L’obiettivo, tuttavia, non è solo quello di esplorare i limiti dell’intelligenza artificiale applicata alla neurotecnologia, ma anche di migliorare i percorsi di riabilitazione per chi ha subito gravi lesioni del midollo spinale.

In un altro esperimento, Thomas ha persino aiutato una donna parzialmente paralizzata, Kathy Denapoli, a compiere un gesto che per anni le era stato impossibile: afferrare una lattina e bere da sola.

Dopo settimane di allenamento connesso, Denapoli ha quasi raddoppiato la forza della sua mano, recuperando più rapidamente rispetto alle terapie tradizionali.

“È stato incredibile — ha raccontato Thomas — stavo aiutando qualcuno solo pensandoci.”

Etica e futuro della connessione cerebrale

Gli sviluppi di questa ricerca potrebbero rivoluzionare la riabilitazione neuromotoria, ma sollevano anche interrogativi etici profondi.

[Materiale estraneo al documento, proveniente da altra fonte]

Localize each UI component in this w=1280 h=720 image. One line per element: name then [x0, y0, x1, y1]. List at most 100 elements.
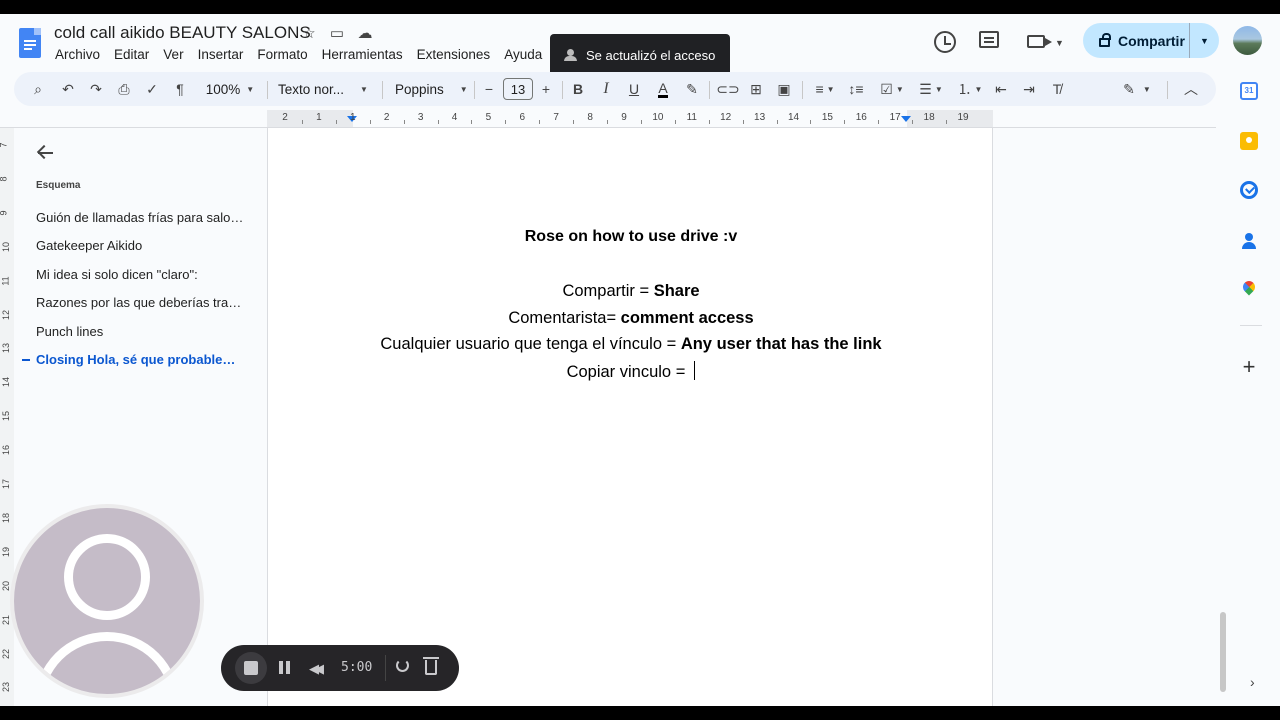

“È giusto permettere a una persona di controllare o sentire il corpo di un’altra?” si chiede Harith Akram dell’University College London Hospitals.

Il rischio, secondo diversi esperti, è quello di superare il confine tra empatia e invasione, tra condivisione e controllo.
Chi possiede davvero un’esperienza sensoriale condivisa? E fino a che punto è lecito intervenire sul corpo e sulla mente altrui?

Bouton, pur riconoscendo la complessità morale della sua scoperta, è convinto che questa tecnologia potrà restituire autonomia e dignità a milioni di persone.
Il prossimo passo sarà espandere i test a un numero maggiore di partecipanti e perfezionare i sensori per aumentare la precisione della trasmissione sensoriale.

La nuova frontiera della neuroempatia

Più che una semplice scoperta scientifica, l’esperimento di New York rappresenta una nuova frontiera del sentire umano.
Attraverso la tecnologia, diventa possibile condividere sensazioni, movimento e percezioni, aprendo la strada a una forma di connessione che fino a poco tempo fa sembrava solo metaforica.

L’esperienza di Keith Thomas è, in fondo, un promemoria potente: la mente umana conserva una straordinaria capacità di adattamento, anche di fronte alla perdita più radicale — quella del corpo.

E forse, un giorno, grazie a scoperte come questa, potremmo arrivare non solo a curare la paralisi, ma anche a riconnetterci gli uni agli altri in modi completamente nuovi.